Camille Robillard|Édition de la mi‑octobre 2023

Philippe Lamarre: influencer positivement

«Lancer le magazine, ç’a donc un peu représenté une quête entrepreneuriale de liberté», selon Philippe Lamarre, cofondateur et président d'Urbania. (Photo: Martin Flamand)

LE TÊTE-À-TÊTE. Fuir l’autorité. C’était le désir de Philippe Lamarre lorsqu’il a cofondé Urbania en 2003 avec Vianney Tremblay. Le média indépendant, qui atteint 95% des jeunes adultes québécois âgés de 18 à 25 ans — ainsi que 86% des 25-35 ans — selon Statistique Canada, en a parcouru du chemin depuis sa fondation il y a 20 ans. Les prochaines années n’en feront pas exception. Entrevue avec un homme qui aspire à laisser une trace dans la culture québécoise et à créer des ponts avec les autres pays de la francophonie.

 

Cette année, ce sont les 20 ans d’Urbania. Quels ont été les moments marquants?
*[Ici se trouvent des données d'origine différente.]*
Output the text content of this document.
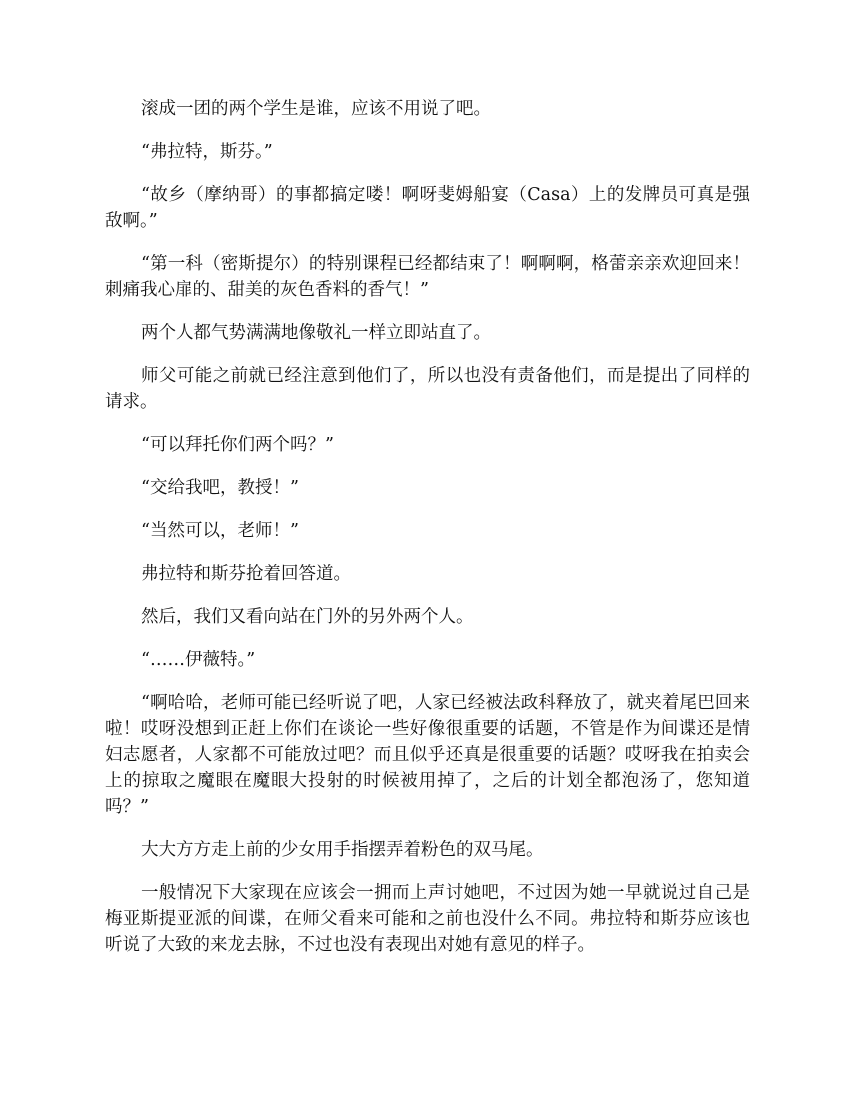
滚成一团的两个学生是谁，应该不用说了吧。

“弗拉特，斯芬。”

“故乡（摩纳哥）的事都搞定喽！啊呀斐姆船宴（Casa）上的发牌员可真是强敌啊。”

“第一科（密斯提尔）的特别课程已经都结束了！啊啊啊，格蕾亲亲欢迎回来！刺痛我心扉的、甜美的灰色香料的香气！”

两个人都气势满满地像敬礼一样立即站直了。

师父可能之前就已经注意到他们了，所以也没有责备他们，而是提出了同样的请求。

“可以拜托你们两个吗？”

“交给我吧，教授！”

“当然可以，老师！”

弗拉特和斯芬抢着回答道。

然后，我们又看向站在门外的另外两个人。

“……伊薇特。”

“啊哈哈，老师可能已经听说了吧，人家已经被法政科释放了，就夹着尾巴回来啦！哎呀没想到正赶上你们在谈论一些好像很重要的话题，不管是作为间谍还是情妇志愿者，人家都不可能放过吧？而且似乎还真是很重要的话题？哎呀我在拍卖会上的掠取之魔眼在魔眼大投射的时候被用掉了，之后的计划全都泡汤了，您知道吗？”

大大方方走上前的少女用手指摆弄着粉色的双马尾。

一般情况下大家现在应该会一拥而上声讨她吧，不过因为她一早就说过自己是梅亚斯提亚派的间谍，在师父看来可能和之前也没什么不同。弗拉特和斯芬应该也听说了大致的来龙去脉，不过也没有表现出对她有意见的样子。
Lorsque j’ai fini mes études, j’ai essayé de travailler pour d’autres. Je me faisais mettre à la porte de tous mes « jobs » et j’ai réalisé que je n’aimais pas l’autorité. C’est pour ça que j’ai lancé mon agence avec un ami à l’époque. J’ai vite compris que mes clients étaient devenus en quelque sorte mes « boss ». Lancer le magazine, ç’a donc un peu représenté une quête entrepreneuriale de liberté. Quand d’autres médias ont commencé à parler de nous, ça nous a mis sur la « map », on a commencé à avoir des abonnés. C’est là que j’ai pris conscience que le projet — qui en était un de cœur au départ — allait influencer toute la destinée de mon entreprise.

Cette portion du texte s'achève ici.